There was a big hole there, and the cobs went in there. If anybody had slipped in there — and I was afraid somebody might — we would have had some AP reporter in among the silage.
But here all these guys were crowded around this pit, which was just made out of earth, there was no bracing or anything, and we were trying to keep them back from the sides of it. And that was the famous scene where Roswell Garst started throwing corn cobs at the correspondents.
Q: I never knew that.
DAVIES: Oh yes, that was a great scene, and Nikita joined in, you know. He thought it was all great fun. (laughter)
Q: But Garst was serious?
DAVIES: Oh, yes, he was mad, he said, “GET BACK!” And he was quite right – it was dangerous. If the earth had caved in, somebody could have broken a leg, and he could have been sued. I don’t know, whatever….
But the whole thing was fairly hilarious. Looking back on it it was hilarious. At the time with all those State Department people who were there it was — Foy Kohler was sort of leading the State Department group and advising Henry Cabot Lodge.
But by that time this traveling three-ring circus had settled down to a level of what I would call routinized catastrophe. I mean something went wrong every day, but by that time we all expected something to go wrong. And finally we got back.
“The visit was an abysmal failure”
But there were constant stories all along the line about the catastrophes, and about how badly this was handled. You know the way the press is when they get on to something like that. It was regarded as a scandal, and it was a scandal certainly.
So when we got back to Washington I was so furious with the whole damn thing that I wrote a memo — I can’t remember to whom I wrote it now, maybe it was to Foy Kohler [Assistant Secretary of State for European Affairs who was later Ambassador to the USSR during the Cuban Missile Crisis] who was sort of in charge of this, maybe it was to somebody else — complaining, saying, damn it, it could have been handled better.

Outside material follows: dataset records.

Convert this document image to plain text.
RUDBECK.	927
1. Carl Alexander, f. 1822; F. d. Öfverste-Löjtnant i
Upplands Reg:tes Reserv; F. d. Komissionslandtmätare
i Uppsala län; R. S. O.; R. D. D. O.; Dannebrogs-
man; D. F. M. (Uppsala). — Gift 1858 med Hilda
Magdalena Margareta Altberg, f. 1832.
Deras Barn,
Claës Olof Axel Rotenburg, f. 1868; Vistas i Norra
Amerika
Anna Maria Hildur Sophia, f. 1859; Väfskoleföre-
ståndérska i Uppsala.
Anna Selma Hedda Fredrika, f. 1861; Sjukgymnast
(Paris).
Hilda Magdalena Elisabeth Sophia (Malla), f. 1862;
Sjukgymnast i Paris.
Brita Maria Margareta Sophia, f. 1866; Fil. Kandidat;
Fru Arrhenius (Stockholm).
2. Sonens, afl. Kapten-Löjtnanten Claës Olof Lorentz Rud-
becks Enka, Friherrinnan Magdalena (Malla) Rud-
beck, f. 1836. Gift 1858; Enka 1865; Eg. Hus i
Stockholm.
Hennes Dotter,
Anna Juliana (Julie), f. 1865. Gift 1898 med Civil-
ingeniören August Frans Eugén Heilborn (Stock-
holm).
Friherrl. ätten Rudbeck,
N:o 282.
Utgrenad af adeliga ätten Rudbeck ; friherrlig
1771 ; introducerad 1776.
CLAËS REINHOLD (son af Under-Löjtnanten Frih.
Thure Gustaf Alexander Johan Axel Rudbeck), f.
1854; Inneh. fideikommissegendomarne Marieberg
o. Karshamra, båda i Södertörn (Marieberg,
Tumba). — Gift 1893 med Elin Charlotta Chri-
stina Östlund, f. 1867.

And it could have been, with a little more planning and a little more forethought, and a little better organization. But Joe Reap had just really thrown up his hands on the first day and said there’s nothing any of us can do about this, and hadn’t tried.
Well, I don’t know, you have to put it down under the heading of Education, but in terms of the kind of political objectives that we had hoped might be accomplished — of impressing Khrushchev with this country — his visit was an abysmal failure, because he and his advisers figured out — they succeeded in getting the upper hand almost from the outset, and they never relinquished that advantage.
So the whole thing to me was a lesson in the ineptitude or the [lack of foresight] of [the persons concerned].
You really have to plan these things very, very carefully; you have to have somebody clearly in charge; nobody was in charge of the whole thing… There should have been very careful thought given to where he went, and ways worked out so that the press did not dominate the whole thing the way it did and get in the way and turn it into nothing but a media event. Well, so much for all that.
As you said – and you are quite right – it was unprecedented. We’d never done anything like that before, certainly nothing on that scale, and we were all kind of learning by doing.